Channels
Webhook (Generic)
Fire a signed HTTP POST at any URL. Glue for custom integrations.
The webhook channel POSTs a JSON payload to a URL you configure. Use it to:
- Push notifications into a system this library doesn't have a native driver for.
- Trigger internal services (your analytics pipeline, a Zapier/Make/n8n flow, another microservice).
- Prototype a new driver idea before writing a proper one.
Setup
import "github.com/gopackx/go-notification/channel/webhook"
notifier.RegisterChannel("ops-webhook", webhook.New(webhook.Config{
URL: os.Getenv("OPS_WEBHOOK_URL"),
Secret: os.Getenv("OPS_WEBHOOK_SECRET"), // used for HMAC signing
Headers: map[string]string{
"X-Source": "go-notification",
},
}))Sending
func (n OrderShipped) Via(u notification.Notifiable) []string {
return []string{"ops-webhook"}
}
func (n OrderShipped) ToWebhook(u notification.Notifiable) *webhook.Message {
return webhook.NewMessage().
Event("order.shipped").
Payload(map[string]any{
"order_id": n.OrderID,
"user_id": u.(User).ID,
"shipped_at": time.Now().UTC(),
})
}Configuration reference
| Field | Type | Required | Description |
|---|---|---|---|
URL | string | yes | Destination URL. |
Secret | string | no | HMAC-SHA256 secret. If set, sends X-Signature header. |
Method | string | no | HTTP method. Default: "POST". |
Headers | map[string]string | no | Static headers to include on every request. |
Timeout | time.Duration | no | HTTP timeout per send. Default: 30s. |
Request format
POST /your-webhook HTTP/1.1
Content-Type: application/json
X-Signature: sha256=<hex-hmac-of-body>
X-Source: go-notification
{
"event": "order.shipped",
"sent_at": "2026-04-18T10:15:03Z",
"notifiable": { "type": "user", "id": 123 },
"data": { "order_id": "A-1024", ... }
}Verifying signatures on the receiver
func verify(secret, body []byte, signatureHeader string) bool {
mac := hmac.New(sha256.New, secret)
mac.Write(body)
expected := "sha256=" + hex.EncodeToString(mac.Sum(nil))

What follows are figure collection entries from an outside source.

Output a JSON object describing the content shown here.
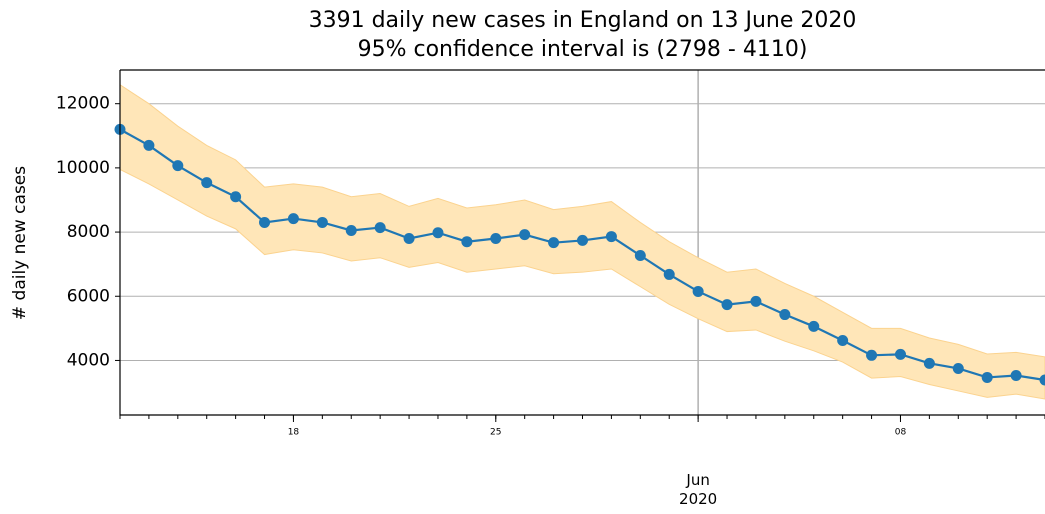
{
  "chart_data": {
    "type": "line",
    "title": "3391 daily new cases in England on 13 June 2020\n95% confidence interval is (2798 - 4110)",
    "y_label": "# daily new cases",
    "x": [
      "2020-05-12",
      "2020-05-13",
      "2020-05-14",
      "2020-05-15",
      "2020-05-16",
      "2020-05-17",
      "2020-05-18",
      "2020-05-19",
      "2020-05-20",
      "2020-05-21",
      "2020-05-22",
      "2020-05-23",
      "2020-05-24",
      "2020-05-25",
      "2020-05-26",
      "2020-05-27",
      "2020-05-28",
      "2020-05-29",
      "2020-05-30",
      "2020-05-31",
      "2020-06-01",
      "2020-06-02",
      "2020-06-03",
      "2020-06-04",
      "2020-06-05",
      "2020-06-06",
      "2020-06-07",
      "2020-06-08",
      "2020-06-09",
      "2020-06-10",
      "2020-06-11",
      "2020-06-12",
      "2020-06-13"
    ],
    "values": [
      11200,
      10700,
      10070,
      9540,
      9100,
      8300,
      8420,
      8300,
      8050,
      8140,
      7800,
      7980,
      7700,
      7800,
      7920,
      7670,
      7740,
      7860,
      7270,
      6680,
      6150,
      5740,
      5840,
      5430,
      5060,
      4620,
      4160,
      4190,
      3910,
      3750,
      3470,
      3530,
      3391
    ],
    "upper": [
      12590,
      12000,
      11300,
      10700,
      10250,
      9400,
      9500,
      9400,
      9100,
      9200,
      8800,
      9050,
      8750,
      8850,
      9000,
      8700,
      8800,
      8950,
      8300,
      7700,
      7200,
      6750,
      6850,
      6400,
      6000,
      5500,
      5000,
      5000,
      4700,
      4500,
      4200,
      4250,
      4110
    ],
    "lower": [
      9950,
      9500,
      9000,
      8500,
      8100,
      7300,
      7450,
      7350,
      7100,
      7200,
      6900,
      7050,
      6750,
      6850,
      6950,
      6700,
      6750,
      6850,
      6300,
      5750,
      5300,
      4900,
      4950,
      4600,
      4300,
      3950,
      3450,
      3500,
      3250,
      3050,
      2850,
      2950,
      2798
    ],
    "color": "#1f77b4",
    "band_color": "#ffe6b8",
    "xlim": [
      "2020-05-12",
      "2020-06-13"
    ],
    "xticks": [
      {
        "value": "2020-05-18",
        "label": "18"
      },
      {
        "value": "2020-05-25",
        "label": "25"
      },
      {
        "value": "2020-06-08",
        "label": "08"
      }
    ],
    "xticks_major": [
      {
        "value": "2020-06-01",
        "label": "Jun\n2020"
      }
    ],
    "vline": "2020-06-01",
    "ylim": [
      2300,
      13050
    ],
    "yticks": [
      4000,
      6000,
      8000,
      10000,
      12000
    ],
    "grid": true
  }
}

return hmac.Equal([]byte(expected), []byte(signatureHeader))
}Always compare with hmac.Equal, never == — the former is constant-time.
Non-2xx responses
The driver treats any response outside 2xx as a failed send and retries according to the notifier's retry policy. If your downstream rejects duplicates, use an idempotency key in the payload and de-dupe on the receiver.
Troubleshooting
- Timeouts under load — increase
Timeout, or make the receiver respond202 Acceptedfast and do work async. - Receiver sees body-less request — check that your reverse proxy (Nginx, Cloudflare) isn't stripping POST bodies on retry.
- Signature mismatch — usually a whitespace/encoding difference on the receiver. Compare hashes with the exact raw body bytes, not a re-serialized version.